International Women’s Day is an opportunity to reflect on the progress that has been achieved and to focus on the challenges that lie ahead to drive the action needed to create a more gender inclusive world. It is interesting then, to consider whether we are creating the bold and challenging mindset in younger generations of women needed to champion this change.
Research conducted by Amazing If shows that female millennials are being held back by perceptions of their limitations, with 90 per cent of them suffering from inner Confidence Gremlins. The most common Confidence Gremlins that showed up for female millennials were a fear of being put on the spot, a concern that people won’t like them and being intimated by senior people. The research showed that these 'Gremlins' were less prominent for men than women. These Confidence Gremlins are holding our future female leaders back, preventing them from realising their potential and accessing opportunities to make an impact.

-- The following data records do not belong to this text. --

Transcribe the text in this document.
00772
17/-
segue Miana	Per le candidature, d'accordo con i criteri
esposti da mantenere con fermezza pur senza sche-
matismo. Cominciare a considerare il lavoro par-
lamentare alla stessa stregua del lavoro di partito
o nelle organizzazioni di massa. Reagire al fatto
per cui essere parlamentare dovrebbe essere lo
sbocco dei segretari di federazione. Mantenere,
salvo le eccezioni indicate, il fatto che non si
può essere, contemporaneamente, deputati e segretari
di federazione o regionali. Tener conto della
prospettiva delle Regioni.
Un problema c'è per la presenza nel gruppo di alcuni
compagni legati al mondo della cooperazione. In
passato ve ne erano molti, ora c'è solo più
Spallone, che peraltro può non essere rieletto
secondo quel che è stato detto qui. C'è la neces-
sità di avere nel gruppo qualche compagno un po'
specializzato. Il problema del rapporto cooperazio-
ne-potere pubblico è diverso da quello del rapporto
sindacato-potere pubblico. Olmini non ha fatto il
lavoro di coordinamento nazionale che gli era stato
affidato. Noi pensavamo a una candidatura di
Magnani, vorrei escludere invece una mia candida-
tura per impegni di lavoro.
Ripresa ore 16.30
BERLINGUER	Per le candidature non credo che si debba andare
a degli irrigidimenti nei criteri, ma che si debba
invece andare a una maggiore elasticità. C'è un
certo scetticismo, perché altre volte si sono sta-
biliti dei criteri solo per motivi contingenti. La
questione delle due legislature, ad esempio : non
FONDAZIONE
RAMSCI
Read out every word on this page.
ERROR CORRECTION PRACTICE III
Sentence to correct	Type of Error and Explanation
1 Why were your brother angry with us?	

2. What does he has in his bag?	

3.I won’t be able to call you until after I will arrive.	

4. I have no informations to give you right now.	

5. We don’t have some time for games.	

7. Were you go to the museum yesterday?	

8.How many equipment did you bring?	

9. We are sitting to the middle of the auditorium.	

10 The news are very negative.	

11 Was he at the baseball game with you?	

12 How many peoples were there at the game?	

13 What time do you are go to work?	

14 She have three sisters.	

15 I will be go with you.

Confidence Gremlins are based on internally held assumptions about ourselves. We assume other people perceive our actions in a certain way and then modify our behaviour accordingly, without ever validating whether that assumption is true. For example, someone that worries that people won’t like them is less likely to raise a contrary point of view in a meeting, for fear that people will think badly of them. Instead, they keep this potentially valuable and important point to themselves. With 37 per cent of female millennials having this Gremlin, that is a lot of value that is not being surfaced and a slower pace of change for female empowerment than we should accept.
We need to support our young female leaders to be aware of their Confidence Gremlins and how they are holding them back. With time and focus, these Gremlins can be tested, their impact lessened and the fear caged. It’s not easy, but there are practical steps that can be taken to take control.
Tune in to your fears
The first step is to be aware of what Confidence Gremlins could be holding you back. They feel different to everyone, but there are 10 Gremlins that show up most often.
Once you have identified yours, reflect on how it’s getting in your way. Is it stopping you from taking a certain action or from speaking to someone? Start to be more aware of your Gremlin and when it’s showing up.
Take a test
The next step is to challenge your assumptions. Often people assume the worst will happen thinking that they will be laughed at, freeze when presenting or even fail at something and never have an opportunity to redeem themselves. This is very rarely ever the case and these assumptions need to be tested one small step at a time. For example, if you fear that you don’t know enough and you’re going to get found out, you’ll probably find yourself spending hours preparing and feeling anxious. A small test for someone with this Gremlin, would be to go into a work situation unprepared. Perhaps not a significant and important meeting, but something like a team meeting or a discussion with their manager. Being able to admit 'I don’t know... but I’ll find out' will feel scary, but it ultimately empowering as you can free yourself up from feeling like you have to know everything, all the time. An unrealistic expectation that will hold you back more than admitting when you don’t know something.
Get some insight
Often an objective point of view can provide some perspective on your Confidence Gremlins. Let’s say you’re scared of conflict and you decide to raise a challenging point of view in a meeting as one of your tests. Initially, you’ll probably feel very nervous about this and this may affect your reflections. Asking someone you trust about how they thought you came across can provide useful insight in how other people perceive you. We’re often our own worst critic, and getting a sense of perspective can be a very useful confidence builder.
Recognise your progress
Test. Feedback. Test. Feedback. This is the key to caging your Gremlins. With this action, over time, your fears will stop holding you back. You may never truly be rid of them, but they won’t prevent you from doing the things that will increase your impact and value. This will feel hard and at times uncomfortable, so it’s important to recognise how far you’ve come. Share this with others to inspire them to start this process too.
Overcoming Confidence Gremlins will female millennials to take bolder action and increase their impact. There are so many things we need to do to drive create a more gender inclusive world and this is one thing that can be started right now.